Avner Cohen and Joseph Cirincione on the Nuclear Summit

The historic two-day nuclear summit is getting underway in Washington but not without a few, if not many, questions hanging over the event.

One of the most controversial developments in the days leading up to the meeting was Benjamin Netanyahu’s decision not to participate in the meeting. According to Avner Cohen’s op-ed in Haaretz published yesterday entitled Israel missing a chance at nuclear global legitimacy, Netanyahu pulled out “after being told that a number of Arab leaders would vilify Israel’s nuclear policy and refusal to sign the treaty.” Cohen, who is the author of the forthcoming book The Worst-Kept Secret: Israel’s Bargain with the Bomb, laments the prime minister’s decision and argues that it reflects the weaknesses of its policy of nuclear opacity.

Cohen concludes his op-ed writing:

Opacity is widely perceived as concealment, an act of covering up a secret that cannot be revealed to the public.

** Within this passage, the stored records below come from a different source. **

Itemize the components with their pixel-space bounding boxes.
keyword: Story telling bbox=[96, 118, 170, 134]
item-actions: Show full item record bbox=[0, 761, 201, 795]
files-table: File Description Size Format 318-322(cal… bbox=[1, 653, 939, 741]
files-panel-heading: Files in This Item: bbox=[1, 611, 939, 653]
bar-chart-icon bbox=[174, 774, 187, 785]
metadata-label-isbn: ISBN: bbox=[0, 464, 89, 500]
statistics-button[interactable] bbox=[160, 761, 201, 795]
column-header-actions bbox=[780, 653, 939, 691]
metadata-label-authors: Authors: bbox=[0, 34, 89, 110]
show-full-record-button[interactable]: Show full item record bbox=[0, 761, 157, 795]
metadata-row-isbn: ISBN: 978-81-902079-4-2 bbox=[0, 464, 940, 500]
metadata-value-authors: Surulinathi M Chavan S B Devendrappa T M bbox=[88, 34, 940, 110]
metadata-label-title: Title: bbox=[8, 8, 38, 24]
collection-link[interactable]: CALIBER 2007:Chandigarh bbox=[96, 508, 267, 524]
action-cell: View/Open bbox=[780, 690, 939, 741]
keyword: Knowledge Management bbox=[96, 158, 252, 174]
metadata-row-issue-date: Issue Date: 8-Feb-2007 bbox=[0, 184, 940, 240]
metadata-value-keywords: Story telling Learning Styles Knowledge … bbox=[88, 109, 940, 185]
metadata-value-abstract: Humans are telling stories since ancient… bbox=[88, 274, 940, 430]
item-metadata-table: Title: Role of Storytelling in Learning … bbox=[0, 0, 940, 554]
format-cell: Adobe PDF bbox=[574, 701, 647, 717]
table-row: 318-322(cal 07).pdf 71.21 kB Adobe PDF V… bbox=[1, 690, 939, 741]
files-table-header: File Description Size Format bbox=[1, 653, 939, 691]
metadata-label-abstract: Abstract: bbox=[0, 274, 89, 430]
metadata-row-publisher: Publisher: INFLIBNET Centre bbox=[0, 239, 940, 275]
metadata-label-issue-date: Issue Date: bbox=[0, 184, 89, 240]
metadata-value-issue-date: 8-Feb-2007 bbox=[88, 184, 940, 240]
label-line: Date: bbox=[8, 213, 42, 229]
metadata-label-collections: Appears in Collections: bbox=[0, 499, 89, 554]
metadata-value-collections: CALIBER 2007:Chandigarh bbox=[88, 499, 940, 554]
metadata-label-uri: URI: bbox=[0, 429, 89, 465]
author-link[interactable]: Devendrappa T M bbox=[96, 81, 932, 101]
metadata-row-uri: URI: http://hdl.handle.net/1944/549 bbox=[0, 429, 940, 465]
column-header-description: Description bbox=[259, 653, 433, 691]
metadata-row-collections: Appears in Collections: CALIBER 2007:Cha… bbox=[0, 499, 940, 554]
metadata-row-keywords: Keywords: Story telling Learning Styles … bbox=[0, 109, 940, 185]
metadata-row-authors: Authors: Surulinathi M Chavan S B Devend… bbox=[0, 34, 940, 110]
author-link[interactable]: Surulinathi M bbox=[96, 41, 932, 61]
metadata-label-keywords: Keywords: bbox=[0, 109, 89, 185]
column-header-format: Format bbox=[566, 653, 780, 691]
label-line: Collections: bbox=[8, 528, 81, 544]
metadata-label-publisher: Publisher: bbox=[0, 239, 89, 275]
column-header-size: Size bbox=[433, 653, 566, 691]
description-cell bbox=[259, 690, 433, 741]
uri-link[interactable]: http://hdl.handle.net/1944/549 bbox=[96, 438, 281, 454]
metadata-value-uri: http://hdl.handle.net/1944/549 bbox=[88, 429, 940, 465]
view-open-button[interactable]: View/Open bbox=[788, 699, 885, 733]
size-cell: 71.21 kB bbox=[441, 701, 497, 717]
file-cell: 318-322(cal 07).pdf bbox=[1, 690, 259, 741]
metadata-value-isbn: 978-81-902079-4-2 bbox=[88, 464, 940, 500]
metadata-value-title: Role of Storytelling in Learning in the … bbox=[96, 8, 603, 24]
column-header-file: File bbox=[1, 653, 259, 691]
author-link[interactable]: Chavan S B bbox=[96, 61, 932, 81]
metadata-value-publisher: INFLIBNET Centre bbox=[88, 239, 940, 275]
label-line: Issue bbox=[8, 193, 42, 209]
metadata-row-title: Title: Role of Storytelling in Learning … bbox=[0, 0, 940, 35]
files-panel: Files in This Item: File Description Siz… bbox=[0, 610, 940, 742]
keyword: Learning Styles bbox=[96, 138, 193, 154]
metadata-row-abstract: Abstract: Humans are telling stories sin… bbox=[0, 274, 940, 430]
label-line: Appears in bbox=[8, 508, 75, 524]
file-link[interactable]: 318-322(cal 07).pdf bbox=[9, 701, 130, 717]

Today, however, the secret is known to all, so it’s unclear why it must remain wrapped in ambiguity. In a world demanding that Iran speak the truth over its nuclear activity, ambiguity is seen as a bizarre relic from the past.

If Israel’s prime minister feels he cannot uphold the country’s opacity policy at a relatively friendly international forum, it seems this policy is in real trouble. If he is worrying about stumbling into a nuclear ambush and cannot rely on understandings on nuclear issues reached with the U.S. government, it seems Israel’s diplomatic crisis with Washington is much deeper than we had imagined.

Cohen also talked about Netanyahu’s decision in an interview with RT America:

Also commenting on the nuclear summit was Joseph Cirincione, author of Bomb Scare: The History and Future of Nuclear Weapons. In an interview with NPR’s Weekend Edition, Cirincione talks about how recent moves by the Obama Administration to reduce the U.S. nuclear arsenal and are key to preventing nuclear terrorism and to the success of this week’s summit. In the interview Cirincione says:

In order to convince other countries that they have to undertake new obligations to stop proliferation, to stop nuclear terrorism, you’ve go to show them that you are also undertaking your own obligations. It won’t work if they think this is part of a double standard, that we get to keep our nuclear weapons forever, make new improved weapons, but we’re asking them never to acquire and to stop other people from acquiring them. It just won’t work. Historically it hasn’t worked that way.